# kaggle泰坦尼克实战2.0

集百家之长，加强对数据的认识，不再凭直觉进行特征选择    
参考文章  
https://ahmedbesbes.com/how-to-score-08134-in-titanic-kaggle-challenge.html
https://www.kaggle.com/mrisdal/exploring-survival-on-the-titanic
https://zhuanlan.zhihu.com/p/27655949  
http://www.jasongj.com/ml/classification/

In [None]:
import numpy as np
import pandas as pd
import matplotlib.pyplot as plt
import matplotlib
import seaborn as sns

# 加载数据

In [None]:
train_data = pd.read_csv('./data/train.csv')
test_data = pd.read_csv('./data/test.csv')
train_data.head()

In [None]:
train_data.info()

In [None]:
test_data.head()

In [None]:
test_data.info()

# 探索数据

探索数据前需分出一部分测试集，避免受主观影响

In [None]:
from sklearn.model_selection import train_test_split

train_set,test_set = train_test_split(train_data,test_size=0.2,random_state=42)

In [None]:
train_set.info()

可以看到age，cabin，Embarked都有缺失值

In [None]:
train_set.describe()

Survived均值为0.37表明大约三分之一的人获救

In [None]:
corr_matrix = train_set.drop('PassengerId',axis=1).corr()
corr_matrix

In [None]:
ax = plt.subplots(figsize=(12,10))
ax = sns.heatmap(corr_matrix, vmin=-1, vmax=1 , annot=True , square=True)

通过相关分析，初步判断特征之间的相关关系

## Survived 与 Pclass

In [None]:
train_set['die'] = 1 - train_set['Survived']
train_set.groupby(['Pclass']).agg('sum')[['Survived','die']].plot(kind='bar', figsize=(12, 10),
                                                          stacked=True, color=['g', 'r'])

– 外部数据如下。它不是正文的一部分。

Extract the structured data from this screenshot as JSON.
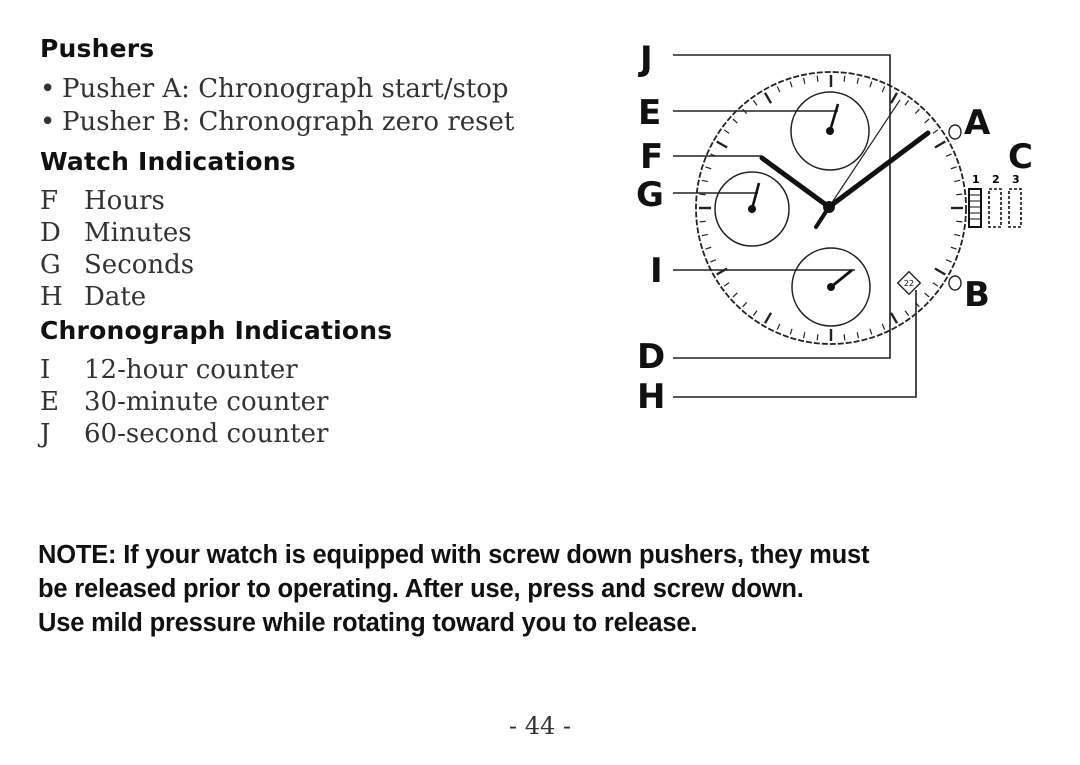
{
  "pushers": {
    "heading": "Pushers",
    "items": [
      {
        "bullet": "•",
        "text": "Pusher A: Chronograph start/stop"
      },
      {
        "bullet": "•",
        "text": "Pusher B: Chronograph zero reset"
      }
    ]
  },
  "watch_indications": {
    "heading": "Watch Indications",
    "items": [
      {
        "code": "F",
        "text": "Hours"
      },
      {
        "code": "D",
        "text": "Minutes"
      },
      {
        "code": "G",
        "text": "Seconds"
      },
      {
        "code": "H",
        "text": "Date"
      }
    ]
  },
  "chronograph_indications": {
    "heading": "Chronograph Indications",
    "items": [
      {
        "code": "I",
        "text": "12-hour counter"
      },
      {
        "code": "E",
        "text": "30-minute counter"
      },
      {
        "code": "J",
        "text": "60-second counter"
      }
    ]
  },
  "diagram": {
    "left_callouts": [
      "J",
      "E",
      "F",
      "G",
      "I",
      "D",
      "H"
    ],
    "right_callouts": {
      "pusher_a": "A",
      "crown": "C",
      "pusher_b": "B"
    },
    "crown_positions": [
      "1",
      "2",
      "3"
    ],
    "date_window": "22"
  },
  "note": {
    "lines": [
      "NOTE: If your watch is equipped with screw down pushers, they must",
      "be released prior to operating. After use, press and screw down.",
      "Use mild pressure while rotating toward you to release."
    ]
  },
  "page_number": "- 44 -"
}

可以看到每个等级的获救几率不同，等级3的几率最小，这是一个关键的特征，从相关关系也能看出

## Survived 与 Name

通过观察可以发现名字前面都有一个称谓，先提取称谓再观察是否是一个有用特征

In [None]:
train_data.head()

In [None]:
titles = set()
for name in train_data['Name']:
    titles.add(name.split(',')[1].split('.')[0].strip())

In [None]:
titles

In [None]:
Title_Dictionary = {
    "Capt": "Officer",
    "Col": "Officer",
    "Major": "Officer",
    "Jonkheer": "Royalty",
    "Don": "Royalty",
    "Sir" : "Royalty",
    "Dr": "Officer",
    "Rev": "Officer",
    "the Countess":"Royalty",
    "Mme": "Mrs",
    "Mlle": "Miss",
    "Ms": "Mrs",
    "Mr" : "Mr",
    "Mrs" : "Mrs",
    "Miss" : "Miss",
    "Master" : "Master",
    "Lady" : "Royalty"
}

def get_titles(train_data):
    train_data['Title'] = train_data['Name'].map(lambda name:name.split(',')[1].split('.')[0].strip())
    
    train_data['Title'] = train_data.Title.map(Title_Dictionary)
    return train_data

In [None]:
get_titles(train_set)
train_set.head()

In [None]:
train_set.groupby(['Title']).agg('sum')[['Survived','die']].plot(kind='bar',figsize=(12,10),
                                                              stacked=True,color=['g','r'])

可以看出女士的获救率较高，男士和船员的获救率较低

## Survived 与 Sex

In [None]:
train_set.groupby(['Sex']).agg('sum')[['Survived','die']].plot(kind='bar',figsize=(12,10),
                                                       stacked=True,color=['g','r'])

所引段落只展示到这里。